Recurrent depressive disorder before the age of 25 and a strong family history of mood disorder and suicide are other red flags for Bipolar Disorder.

Finally there are the signs related to past antidepressant usage that can be valuable information in proper diagnosis. If a patient has had a lack of response or “wearing off” to well conducted antidepressant treatment, or an unusually fast response to antidepressants with features of elation these are all red flags of Bipolar Disorder.

Finally, it is important that the proper professionals are utilized in making the diagnosis. While it can be a starting place, it can not be adequately done by self-diagnoses through the internet!

Vitamin D links to mental illness

There is a growing body of evidence that many mental health conditions  are related to dietary deficiencies. A currently recognized deficiency these days is Vitamin D.

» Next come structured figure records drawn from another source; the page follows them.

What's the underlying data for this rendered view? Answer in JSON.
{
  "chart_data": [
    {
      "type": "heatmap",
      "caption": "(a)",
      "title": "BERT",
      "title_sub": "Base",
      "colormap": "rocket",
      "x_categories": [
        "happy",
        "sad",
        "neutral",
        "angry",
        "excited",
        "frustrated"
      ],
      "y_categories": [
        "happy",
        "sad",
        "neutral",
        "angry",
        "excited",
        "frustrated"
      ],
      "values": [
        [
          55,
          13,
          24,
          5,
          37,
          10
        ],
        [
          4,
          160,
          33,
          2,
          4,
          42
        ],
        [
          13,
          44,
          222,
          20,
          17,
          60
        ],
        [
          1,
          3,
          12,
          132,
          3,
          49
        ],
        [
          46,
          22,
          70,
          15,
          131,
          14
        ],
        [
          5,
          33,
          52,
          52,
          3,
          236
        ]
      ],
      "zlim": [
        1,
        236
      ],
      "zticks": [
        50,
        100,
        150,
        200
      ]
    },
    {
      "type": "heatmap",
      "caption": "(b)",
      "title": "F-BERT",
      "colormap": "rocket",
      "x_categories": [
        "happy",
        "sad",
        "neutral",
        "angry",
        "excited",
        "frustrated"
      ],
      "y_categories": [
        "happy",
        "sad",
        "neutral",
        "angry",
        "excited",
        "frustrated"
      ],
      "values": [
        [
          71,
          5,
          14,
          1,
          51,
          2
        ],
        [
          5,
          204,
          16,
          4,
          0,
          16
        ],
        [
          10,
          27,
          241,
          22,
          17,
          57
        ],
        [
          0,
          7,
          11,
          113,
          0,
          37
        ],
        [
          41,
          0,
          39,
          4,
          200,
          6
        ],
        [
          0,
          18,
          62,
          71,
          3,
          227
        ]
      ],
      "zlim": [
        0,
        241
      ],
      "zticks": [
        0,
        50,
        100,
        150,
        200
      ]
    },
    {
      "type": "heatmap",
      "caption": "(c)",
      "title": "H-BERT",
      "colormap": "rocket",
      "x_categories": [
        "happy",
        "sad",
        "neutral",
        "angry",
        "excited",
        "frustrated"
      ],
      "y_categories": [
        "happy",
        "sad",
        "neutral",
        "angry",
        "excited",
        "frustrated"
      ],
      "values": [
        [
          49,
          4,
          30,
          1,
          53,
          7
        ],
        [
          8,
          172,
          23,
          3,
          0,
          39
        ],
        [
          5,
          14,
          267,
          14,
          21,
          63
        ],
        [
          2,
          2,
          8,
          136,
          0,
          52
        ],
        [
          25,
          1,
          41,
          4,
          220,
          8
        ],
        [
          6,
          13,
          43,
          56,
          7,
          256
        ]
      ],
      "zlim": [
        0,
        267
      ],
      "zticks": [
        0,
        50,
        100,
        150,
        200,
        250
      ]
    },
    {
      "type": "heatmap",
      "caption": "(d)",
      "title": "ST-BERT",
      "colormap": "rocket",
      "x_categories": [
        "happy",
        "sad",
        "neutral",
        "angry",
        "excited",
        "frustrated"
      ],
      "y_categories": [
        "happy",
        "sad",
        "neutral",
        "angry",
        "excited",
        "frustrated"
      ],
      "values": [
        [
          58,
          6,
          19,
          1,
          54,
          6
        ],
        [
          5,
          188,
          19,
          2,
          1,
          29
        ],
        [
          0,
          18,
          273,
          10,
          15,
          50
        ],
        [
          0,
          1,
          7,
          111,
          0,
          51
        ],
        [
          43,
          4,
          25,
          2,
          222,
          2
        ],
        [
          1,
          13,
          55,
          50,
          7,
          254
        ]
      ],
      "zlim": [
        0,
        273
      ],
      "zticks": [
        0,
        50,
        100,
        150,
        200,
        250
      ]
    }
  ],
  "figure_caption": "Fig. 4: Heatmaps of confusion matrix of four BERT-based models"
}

It is commonly reported these days that 75% of people have a deficiency of Vitamin D. This is all over the world. Interestingly, the country that is reported to have the highest Vitamin D levels isThailand.  I’m not sure it is known why that is. Vitamin D deficiency it turns out is related to many illnesses from Depression to Cancer. What is the recommended amount of Vitamin D these days?  In my practice I recommend a level no lower than 32 ng/ml. Although there is research that suggest levels of 50-70 are necessary to prevent Cancer.

People susceptible to Vitamin D deficiency are infants, pregnant and lactating women, the elderly, individuals living in Northern latitudes, those who avoid sun, and dark pigmented individuals.  There are also conditions that predispose a person to Vitamin D deficiency including people who have chronic renal failure, people with malabsorptions syndromes that come as a result of bariatric surgery, biliary tract disease, Cystic fibrosis, Celiac disease, inflammatory bowel diseases and certain medications.

If you are taking a Vitamin D supplement please be aware that it is recommended that you take Vitamin D3 as opposed to D2.  Most research uses Vit D3.  Also be aware that Vit A antagonizes the action of Vit D. (Attention Cod Liver Oil and Retinol users!)

Lastly, if you are being evaluated for Depression please have your medical practitioner check your Vit D levels before undergoing any other treatment. You may be able to save yourself a lot of time and money!